The decline seemed to indicate that the agreement was "beginning to bear fruit" and that self-regulation was working, it said. However, only two complaints led to sanctions with fines of 15,000 Swiss francs and procedural costs of a further 10,000 Swiss francs. The penalties are not yet legally binding.
In 29 cases, no proceedings were opened, Dürr said. The reason for this was that the cases often could not be assigned to a specific insurer.
At the same time, the Supervisory Commission specified the upper limits for commission for brokering health insurance policies. For the conclusion of a contract in basic insurance, this amounts to a maximum of CHF 70, and for supplementary insurance, a maximum of 12 monthly premiums.

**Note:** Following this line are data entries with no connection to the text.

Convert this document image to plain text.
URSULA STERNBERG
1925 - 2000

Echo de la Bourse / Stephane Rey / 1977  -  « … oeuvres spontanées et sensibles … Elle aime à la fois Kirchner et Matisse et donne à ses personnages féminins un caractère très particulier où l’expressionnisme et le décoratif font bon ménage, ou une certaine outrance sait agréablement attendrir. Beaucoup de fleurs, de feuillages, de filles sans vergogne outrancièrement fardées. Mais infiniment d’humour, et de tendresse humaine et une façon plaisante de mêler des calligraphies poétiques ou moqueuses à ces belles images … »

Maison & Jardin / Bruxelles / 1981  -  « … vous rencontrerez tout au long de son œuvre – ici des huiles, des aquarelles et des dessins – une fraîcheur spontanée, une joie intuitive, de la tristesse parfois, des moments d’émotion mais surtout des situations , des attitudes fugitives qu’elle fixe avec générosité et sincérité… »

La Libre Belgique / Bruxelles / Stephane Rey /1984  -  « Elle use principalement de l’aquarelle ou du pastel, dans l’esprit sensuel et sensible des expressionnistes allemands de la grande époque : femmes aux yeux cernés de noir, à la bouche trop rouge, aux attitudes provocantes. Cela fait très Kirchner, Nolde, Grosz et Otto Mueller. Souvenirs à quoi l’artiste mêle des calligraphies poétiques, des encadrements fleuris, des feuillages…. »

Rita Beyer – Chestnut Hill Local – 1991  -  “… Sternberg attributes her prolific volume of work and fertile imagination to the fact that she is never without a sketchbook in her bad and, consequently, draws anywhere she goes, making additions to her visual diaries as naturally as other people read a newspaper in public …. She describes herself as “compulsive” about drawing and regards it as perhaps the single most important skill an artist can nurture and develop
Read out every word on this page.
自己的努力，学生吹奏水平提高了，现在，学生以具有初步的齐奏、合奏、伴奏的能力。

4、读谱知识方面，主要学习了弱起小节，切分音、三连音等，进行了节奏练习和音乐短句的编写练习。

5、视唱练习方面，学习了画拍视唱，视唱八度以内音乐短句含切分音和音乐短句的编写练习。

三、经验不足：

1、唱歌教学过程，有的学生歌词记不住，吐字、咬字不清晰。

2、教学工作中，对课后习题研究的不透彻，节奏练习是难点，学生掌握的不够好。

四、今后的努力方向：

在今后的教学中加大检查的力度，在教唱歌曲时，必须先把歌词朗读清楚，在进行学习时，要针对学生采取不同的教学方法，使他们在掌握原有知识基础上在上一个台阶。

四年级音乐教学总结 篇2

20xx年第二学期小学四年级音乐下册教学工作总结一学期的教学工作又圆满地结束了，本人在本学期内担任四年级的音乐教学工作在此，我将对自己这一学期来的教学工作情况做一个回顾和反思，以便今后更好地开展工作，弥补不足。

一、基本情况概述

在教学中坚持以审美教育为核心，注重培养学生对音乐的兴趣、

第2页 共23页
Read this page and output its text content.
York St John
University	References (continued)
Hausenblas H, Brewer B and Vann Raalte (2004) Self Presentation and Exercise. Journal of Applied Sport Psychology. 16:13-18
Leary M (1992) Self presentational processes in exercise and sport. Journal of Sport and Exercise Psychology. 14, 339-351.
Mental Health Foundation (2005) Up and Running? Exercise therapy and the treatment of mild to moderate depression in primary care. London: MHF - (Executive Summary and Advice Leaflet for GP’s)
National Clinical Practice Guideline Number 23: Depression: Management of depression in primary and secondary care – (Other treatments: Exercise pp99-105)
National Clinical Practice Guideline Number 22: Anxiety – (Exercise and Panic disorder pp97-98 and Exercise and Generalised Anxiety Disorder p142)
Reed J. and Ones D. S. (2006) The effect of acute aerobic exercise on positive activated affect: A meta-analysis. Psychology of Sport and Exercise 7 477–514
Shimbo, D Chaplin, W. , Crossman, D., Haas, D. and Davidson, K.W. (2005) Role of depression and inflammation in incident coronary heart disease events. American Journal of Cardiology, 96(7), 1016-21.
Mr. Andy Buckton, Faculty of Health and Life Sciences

These maximum amounts may also not be exceeded because of additional consulting services - such as for a health app, for example, the commission said. Also, no additional compensation may be paid out when advising foreign customers with a higher need for information.
The industry agreement had been signed by a large majority of insurers. They represent more than 90 percent of the insured. The Supervisory Commission would be in favor of the agreement being declared generally binding.
The Federal Council adopted a corresponding dispatch with amendments to the Federal Act on the Regulation of Insurance Mediation in May. This week, the National Council's health committee is discussing it.